Они работали в одном и том же бизнесе – делали катушки, мотали динамо-машины и т.д. – и очень помогали друг другу в изучении электричества, которое в те времена еще не достигло той известности, которую оно имеет сейчас в коммерческом мире.
Джим был довольно крупным парнем, а Билл – худым и жилистым. Они жили в одном доме, ходили в одну церковь, любили одну и ту же девушку и делали множество других совместных дел.
Их любовь к одной и той же девушке была довольно необычной, поскольку, похоже, это никак не повлияло на их дружбу. Большинство людей удивлялись этому, но они не знали, что Джим, при всей своей тучности, страдал от болезни и не рассчитывал жить и растить большую и многочисленную семью. Билл, зная такое положение дел, считал, что Джим должен наслаждаться жизнью с понравившейся ему девушкой, ведь, как он сказал, Джиму недолго осталось жить, и когда он покинет эту мирскую сферу, то будет уже далеко.
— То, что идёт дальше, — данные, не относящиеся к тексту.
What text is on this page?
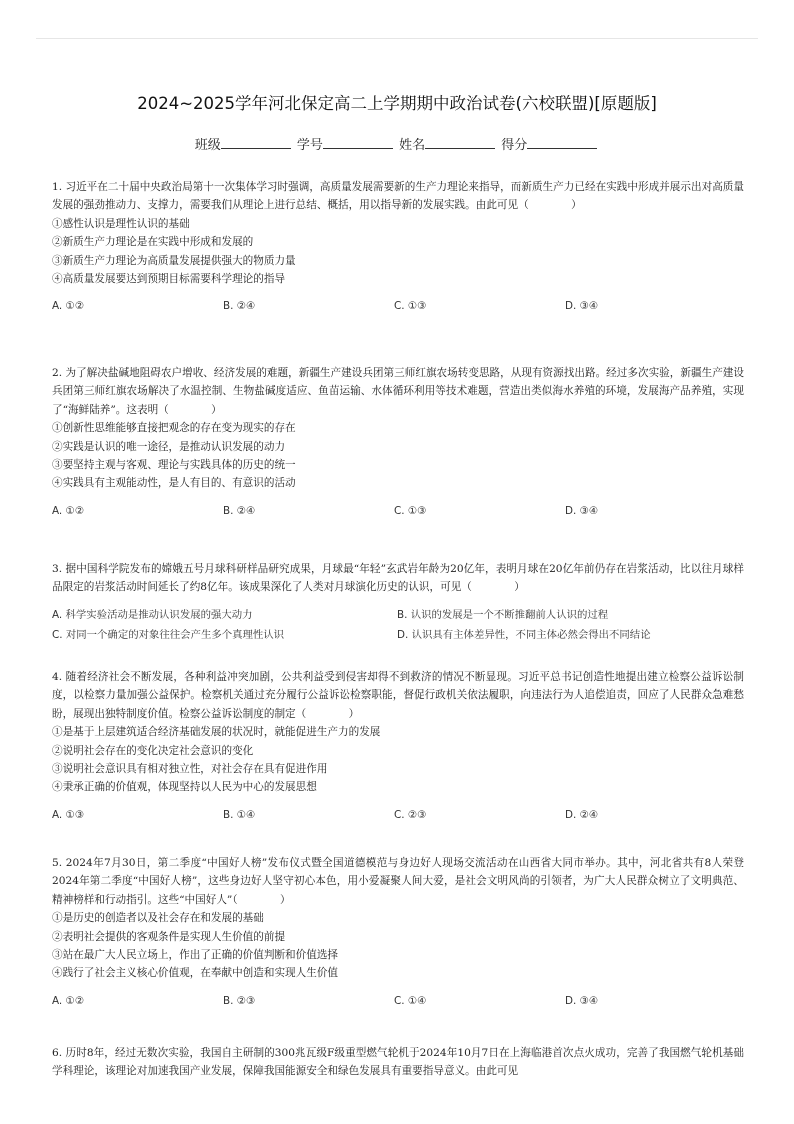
2024~2025学年河北保定高二上学期期中政治试卷(六校联盟)[原题版]
班级	学号	姓名	得分

1. 习近平在二十届中央政治局第十一次集体学习时强调，高质量发展需要新的生产力理论来指导，而新质生产力已经在实践中形成并展示出对高质量发展的强劲推动力、支撑力，需要我们从理论上进行总结、概括，用以指导新的发展实践。由此可见（　　　　）

①感性认识是理性认识的基础

②新质生产力理论是在实践中形成和发展的

③新质生产力理论为高质量发展提供强大的物质力量

④高质量发展要达到预期目标需要科学理论的指导

A. ①②	B. ②④	C. ①③	D. ③④

2. 为了解决盐碱地阻碍农户增收、经济发展的难题，新疆生产建设兵团第三师红旗农场转变思路，从现有资源找出路。经过多次实验，新疆生产建设兵团第三师红旗农场解决了水温控制、生物盐碱度适应、鱼苗运输、水体循环利用等技术难题，营造出类似海水养殖的环境，发展海产品养殖，实现了“海鲜陆养”。这表明（　　　　）

①创新性思维能够直接把观念的存在变为现实的存在

②实践是认识的唯一途径，是推动认识发展的动力

③要坚持主观与客观、理论与实践具体的历史的统一

④实践具有主观能动性，是人有目的、有意识的活动

A. ①②	B. ②④	C. ①③	D. ③④

3. 据中国科学院发布的嫦娥五号月球科研样品研究成果，月球最“年轻”玄武岩年龄为20亿年，表明月球在20亿年前仍存在岩浆活动，比以往月球样品限定的岩浆活动时间延长了约8亿年。该成果深化了人类对月球演化历史的认识，可见（　　　　）

A. 科学实验活动是推动认识发展的强大动力	B. 认识的发展是一个不断推翻前人认识的过程
C. 对同一个确定的对象往往会产生多个真理性认识	D. 认识具有主体差异性，不同主体必然会得出不同结论

4. 随着经济社会不断发展，各种利益冲突加剧，公共利益受到侵害却得不到救济的情况不断显现。习近平总书记创造性地提出建立检察公益诉讼制度，以检察力量加强公益保护。检察机关通过充分履行公益诉讼检察职能，督促行政机关依法履职，向违法行为人追偿追责，回应了人民群众急难愁盼，展现出独特制度价值。检察公益诉讼制度的制定（　　　　）

①是基于上层建筑适合经济基础发展的状况时，就能促进生产力的发展

②说明社会存在的变化决定社会意识的变化

③说明社会意识具有相对独立性，对社会存在具有促进作用

④秉承正确的价值观，体现坚持以人民为中心的发展思想

A. ①③	B. ①④	C. ②③	D. ②④

5. 2024年7月30日，第二季度“中国好人榜”发布仪式暨全国道德模范与身边好人现场交流活动在山西省大同市举办。其中，河北省共有8人荣登2024年第二季度“中国好人榜”，这些身边好人坚守初心本色，用小爱凝聚人间大爱，是社会文明风尚的引领者，为广大人民群众树立了文明典范、精神榜样和行动指引。这些“中国好人”（　　　　）

①是历史的创造者以及社会存在和发展的基础

②表明社会提供的客观条件是实现人生价值的前提

③站在最广大人民立场上，作出了正确的价值判断和价值选择

④践行了社会主义核心价值观，在奉献中创造和实现人生价值

A. ①②	B. ②③	C. ①④	D. ③④

6. 历时8年，经过无数次实验，我国自主研制的300兆瓦级F级重型燃气轮机于2024年10月7日在上海临港首次点火成功，完善了我国燃气轮机基础学科理论，该理论对加速我国产业发展，保障我国能源安全和绿色发展具有重要指导意义。由此可见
Ну, в течение многих месяцев все шло довольно сносно, и, хотя Джим немного кашлял, он, казалось, не терял ни здоровья, ни сна. Кроме того, он выглядел главным фаворитом у мисс Ди, так звали молодую леди.
Это весьма беспокоило Билла, не то чтобы он хотел, чтобы его друг и партнер отправился в дальний путь, но он думал, что если Джим собирается продержаться неопределенное время, то они должны договориться с мисс Ди. Однажды вечером Билл заговорил об этом с Джимом, и они обговорили этот вопрос окончательно.
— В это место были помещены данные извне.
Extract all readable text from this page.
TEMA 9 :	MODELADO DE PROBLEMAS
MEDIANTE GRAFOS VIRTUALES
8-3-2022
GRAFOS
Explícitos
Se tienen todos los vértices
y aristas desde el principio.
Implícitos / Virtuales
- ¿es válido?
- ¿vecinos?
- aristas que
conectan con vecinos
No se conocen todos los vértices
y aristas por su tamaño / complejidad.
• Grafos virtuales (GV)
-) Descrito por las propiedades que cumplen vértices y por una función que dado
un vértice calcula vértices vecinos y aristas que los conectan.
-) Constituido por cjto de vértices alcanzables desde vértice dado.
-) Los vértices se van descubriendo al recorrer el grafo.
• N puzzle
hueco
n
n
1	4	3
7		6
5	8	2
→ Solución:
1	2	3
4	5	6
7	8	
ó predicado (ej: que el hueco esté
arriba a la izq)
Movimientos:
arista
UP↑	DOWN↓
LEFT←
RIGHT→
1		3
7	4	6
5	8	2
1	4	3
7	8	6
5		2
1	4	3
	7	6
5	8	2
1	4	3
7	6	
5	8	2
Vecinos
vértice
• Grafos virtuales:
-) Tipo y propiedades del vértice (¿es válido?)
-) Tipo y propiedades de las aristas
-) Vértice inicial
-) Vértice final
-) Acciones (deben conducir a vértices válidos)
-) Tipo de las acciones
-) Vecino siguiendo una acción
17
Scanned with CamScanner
Джим рассказал, что несколько месяцев лечил себя электричеством и считал, что убил микробов, которые питались его больным легким. Он прочитал где-то в одной шарлатанской книге, что микробы не могут существовать вместе с электричеством, и что если пациент сможет выдержать ток, достаточно сильный, чтобы убить микробы, то вскоре он избавится от всех вредоносных бактерий.
Он начал с малых доз, пошел к динамо-машине, подсоединил понижающую катушку к питающему проводу, включил выключатель, а затем устроил все так, что, взявшись за конец двух проводов, он мог вращать выключатель ногой и давать себе дозу тока от десяти вольт до предела питающего устройства, что составляло, как я полагаю, около двух тысяч или двух тысяч пятисот вольт.
В то время он использовал около ста пятидесяти вольт, что, по его мнению, изгнало всех паразитов из его организма.
Это было очень интересно, и Билл сказал, что он думает подготовить научную статью об этом случае и отправить ее в какой-нибудь медицинский журнал. Джим не возражал; на самом деле, он считал, что в интересах науки его случай должен стать достоянием всего мира.
Но Билл сказал, что прежде чем писать на эту тему, он проведет несколько собственных экспериментов, чтобы убедиться в правильности своей доктрины. Тема девушки вообще не поднималась, потому что Билл видел, что это может вызвать обиду, а он не хотел терять дружбу своего приятеля.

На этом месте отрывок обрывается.